Commenter rs asks, "Why does Windows (historically) return 2 for MulDiv(1, -0x80000000, -0x80000000) while Wine returns zero?"

The MulDiv function multiplies the first two parameters and divides by the third. Therefore, the mathematically correct answer for MulDiv(1, -0x80000000, -0x80000000) is 1, because a × b ÷ b = a for all nonzero b.

So both Windows and Wine get it wrong. I don't know why Wine gets it wrong, but I dug through the archives to figure out what happened to Windows.

First, some background. What's the point of the MulDiv function anyway?

Back in the days of 16-bit Windows, floating point was very expensive. Most people did not have math coprocessors, so floating point was performed via software emulation. And the software emulation was slow. First, you issued a floating point operation on the assumption that you had a float point coprocessor. If you didn't, then a coprocessor not available exception was raised.
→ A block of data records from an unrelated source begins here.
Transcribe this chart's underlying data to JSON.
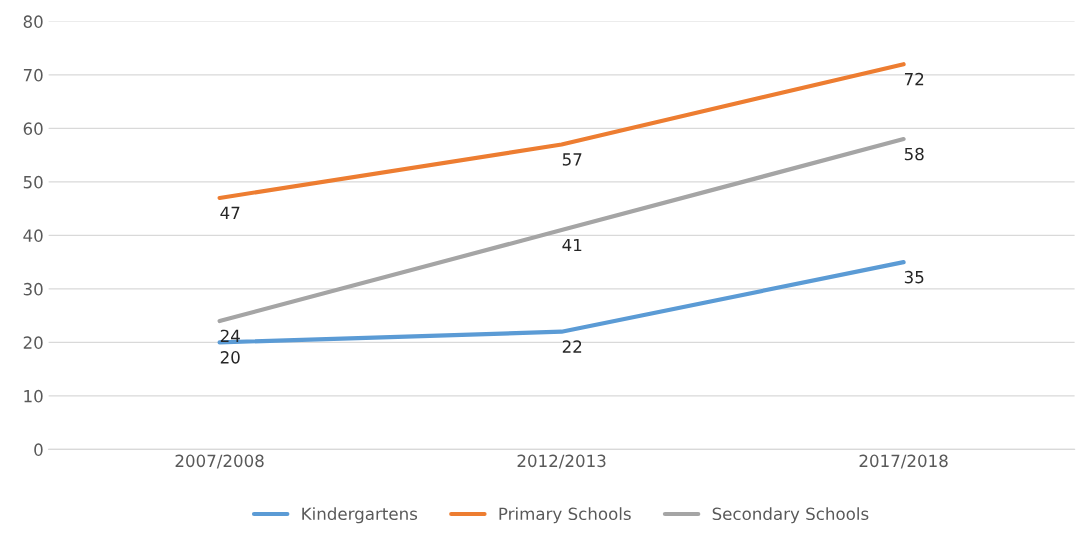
{
  "chart_data": {
    "type": "line",
    "categories": [
      "2007/2008",
      "2012/2013",
      "2017/2018"
    ],
    "series": [
      {
        "name": "Kindergartens",
        "color": "#5b9bd5",
        "values": [
          20,
          22,
          35
        ]
      },
      {
        "name": "Primary Schools",
        "color": "#ed7d31",
        "values": [
          47,
          57,
          72
        ]
      },
      {
        "name": "Secondary Schools",
        "color": "#a5a5a5",
        "values": [
          24,
          41,
          58
        ]
      }
    ],
    "data_labels": true,
    "ylim": [
      0,
      80
    ],
    "yticks": [
      0,
      10,
      20,
      30,
      40,
      50,
      60,
      70,
      80
    ],
    "grid": "y",
    "legend": "bottom",
    "marker": "none",
    "line_style": "solid"
  }
}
This exception handler had a lot of work to do.

It decoded the instruction that caused the exception and then emulated the operation. For example, if the bytes at the point of the exception were d9 45 08, the exception handler would have to figure out that the instruction was fld dword ptr ds:[di][8]. It then had to simulate the operation of that instruction. In this case, it would retrieve the caller's di register, add 8 to that value, load four bytes from that address (relative to the caller's ds register), expand them from 32-bit floating point to 80-bit floating point, and push them onto a pretend floating point stack. Then it advanced the instruction pointer three bytes and resumed execution.
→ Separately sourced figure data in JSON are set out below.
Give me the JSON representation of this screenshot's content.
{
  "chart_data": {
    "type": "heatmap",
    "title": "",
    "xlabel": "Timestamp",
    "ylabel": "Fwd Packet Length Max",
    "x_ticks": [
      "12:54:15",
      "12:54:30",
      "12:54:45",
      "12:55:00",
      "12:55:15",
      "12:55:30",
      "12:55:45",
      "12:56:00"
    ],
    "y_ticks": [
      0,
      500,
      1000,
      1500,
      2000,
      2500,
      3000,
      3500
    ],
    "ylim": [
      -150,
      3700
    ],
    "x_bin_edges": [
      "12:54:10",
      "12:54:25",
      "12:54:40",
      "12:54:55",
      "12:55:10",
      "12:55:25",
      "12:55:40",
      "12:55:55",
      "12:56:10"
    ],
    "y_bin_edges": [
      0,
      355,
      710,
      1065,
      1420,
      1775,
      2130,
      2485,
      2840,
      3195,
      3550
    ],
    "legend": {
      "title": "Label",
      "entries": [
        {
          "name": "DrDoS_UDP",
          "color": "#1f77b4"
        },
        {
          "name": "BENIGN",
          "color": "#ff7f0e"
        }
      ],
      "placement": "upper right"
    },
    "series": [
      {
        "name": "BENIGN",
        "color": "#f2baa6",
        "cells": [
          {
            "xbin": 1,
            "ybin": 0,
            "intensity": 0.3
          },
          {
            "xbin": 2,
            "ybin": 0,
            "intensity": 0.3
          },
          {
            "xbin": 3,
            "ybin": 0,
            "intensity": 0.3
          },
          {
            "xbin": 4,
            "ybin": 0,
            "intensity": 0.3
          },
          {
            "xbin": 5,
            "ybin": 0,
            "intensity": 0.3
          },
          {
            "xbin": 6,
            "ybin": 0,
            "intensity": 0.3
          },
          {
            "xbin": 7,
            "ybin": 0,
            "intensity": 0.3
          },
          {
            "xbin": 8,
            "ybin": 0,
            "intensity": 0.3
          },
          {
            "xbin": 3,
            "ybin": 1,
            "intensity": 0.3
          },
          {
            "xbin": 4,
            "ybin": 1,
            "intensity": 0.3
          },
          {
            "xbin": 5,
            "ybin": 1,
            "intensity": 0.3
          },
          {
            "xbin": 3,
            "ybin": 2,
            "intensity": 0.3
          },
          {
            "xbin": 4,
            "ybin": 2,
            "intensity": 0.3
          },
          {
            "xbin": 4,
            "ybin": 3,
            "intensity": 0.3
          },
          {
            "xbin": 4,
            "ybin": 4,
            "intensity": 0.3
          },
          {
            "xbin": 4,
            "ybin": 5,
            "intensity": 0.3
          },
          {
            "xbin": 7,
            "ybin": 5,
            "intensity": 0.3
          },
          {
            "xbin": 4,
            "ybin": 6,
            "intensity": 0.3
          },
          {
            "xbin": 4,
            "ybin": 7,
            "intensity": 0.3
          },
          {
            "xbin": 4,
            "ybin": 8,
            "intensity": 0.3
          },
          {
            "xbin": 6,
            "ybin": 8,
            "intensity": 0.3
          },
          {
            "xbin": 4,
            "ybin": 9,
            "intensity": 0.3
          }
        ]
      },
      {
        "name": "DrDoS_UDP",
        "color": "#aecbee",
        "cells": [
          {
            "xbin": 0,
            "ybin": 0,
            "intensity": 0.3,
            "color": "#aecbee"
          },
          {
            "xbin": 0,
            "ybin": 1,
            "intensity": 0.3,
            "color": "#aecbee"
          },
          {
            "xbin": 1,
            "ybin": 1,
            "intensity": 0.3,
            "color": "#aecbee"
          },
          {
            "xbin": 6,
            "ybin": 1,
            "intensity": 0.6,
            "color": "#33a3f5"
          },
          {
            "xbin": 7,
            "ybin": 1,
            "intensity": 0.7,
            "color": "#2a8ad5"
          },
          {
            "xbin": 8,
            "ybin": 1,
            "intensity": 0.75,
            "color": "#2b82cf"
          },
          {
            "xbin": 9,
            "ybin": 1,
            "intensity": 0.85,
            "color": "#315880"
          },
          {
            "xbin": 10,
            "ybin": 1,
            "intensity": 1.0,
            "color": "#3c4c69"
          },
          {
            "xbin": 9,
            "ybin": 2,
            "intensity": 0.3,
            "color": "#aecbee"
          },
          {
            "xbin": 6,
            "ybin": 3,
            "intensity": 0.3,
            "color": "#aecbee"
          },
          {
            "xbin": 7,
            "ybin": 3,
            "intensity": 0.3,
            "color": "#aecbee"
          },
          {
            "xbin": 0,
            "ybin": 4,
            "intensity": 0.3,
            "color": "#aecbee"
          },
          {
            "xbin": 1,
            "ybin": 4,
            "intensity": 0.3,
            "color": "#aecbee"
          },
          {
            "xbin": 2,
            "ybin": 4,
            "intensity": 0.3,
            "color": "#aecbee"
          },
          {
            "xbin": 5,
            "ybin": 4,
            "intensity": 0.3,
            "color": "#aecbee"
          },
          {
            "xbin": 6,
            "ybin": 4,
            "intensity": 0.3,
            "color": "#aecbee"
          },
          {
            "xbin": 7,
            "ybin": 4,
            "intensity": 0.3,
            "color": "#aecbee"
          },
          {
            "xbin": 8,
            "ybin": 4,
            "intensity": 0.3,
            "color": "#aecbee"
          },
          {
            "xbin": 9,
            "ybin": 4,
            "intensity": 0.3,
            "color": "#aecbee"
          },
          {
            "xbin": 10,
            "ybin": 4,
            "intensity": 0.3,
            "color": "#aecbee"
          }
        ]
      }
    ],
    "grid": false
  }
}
This took an instruction that with a coprocessor would take around 40 cycles (already slow) and ballooned its total execution time to a few hundred, probably thousand cycles. (I didn't bother counting. Those who are offended by this horrific laziness on my part can apply for a refund.)

It was in this sort of floating point-hostile environment that Windows was originally developed. As a result, Windows has historically avoided using floating point and preferred to use integers. And one of the things you often have to do with integers is scale them by some ratio. For example, a horizontal dialog unit is ¼ of the average character width, and a vertical dialog unit is 1/8 of the average character height. If you have a value of, say, 15 horizontal dlu, the corresponding number of pixels is 15 × average character width ÷ 4. This multiply-then-divide operation is quite common, and that's the model that the MulDiv function is designed to help out with.

In particular, MulDiv took care of three things that a simple a × b ÷ c didn't. (And remember, we're in 16-bit Windows, so a, b and c are all 16-bit signed values.)

  • The intermediate product a × b was computed as a 32-bit value, thereby avoiding overflow.
  • The result was rounded to the nearest integer instead of truncated toward zero
  • If c = 0 or if the result did not fit in a signed 16-bit integer, it returned INT_MAX or INT_MIN as appropriate.

The MulDiv function was written in assembly language, as was most of GDI at the time. Oh right, the MulDiv function was exported by GDI in 16-bit Windows. Why? Probably because they were the people who needed the function first, so they ended up writing it.

Anyway, after I studied the assembly language for the function, I found the bug. A shr instruction was accidentally coded as sar. The problem manifests itself only for the denominator −0x8000, because that's the only one whose absolute value has the high bit set.

The purpose of the sar instruction was to divide the denominator by two, so it can get the appropriate rounding behavior when there is a remainder. Reverse-compiling back into C, the function goes like this:

int16 MulDiv(int16 a, int16 b, int16 c)
{
 int16 sign = a ^ b ^ c; // sign of result

 // make everything positive; we will apply sign at the end
 if (a < 0) a = -a;
 if (b < 0) b = -b;
 if (c < 0) c = -c;

 //  add half the denominator to get rounding behavior
 uint32 prod = UInt16x16To32(a, b) + c / 2;
 if (HIWORD(prod) >= c) goto overflow;
 int16 result = UInt32Div16To16(prod, c);
 if (result < 0) goto overflow;
 if (sign < 0) result = -result;
 return result;

overflow:
 return sign < 0 ? INT_MIN : INT_MAX;
}

Given that I've already told you where the bug is, it should be pretty easy to spot in the code above.

Anyway, when this assembly language function was ported to Win32, it was ported as, well, an assembly language function. And the port was so successful, it even preserved (probably by accident) the sign extension bug.

Mind you, it's a bug with amazing seniority.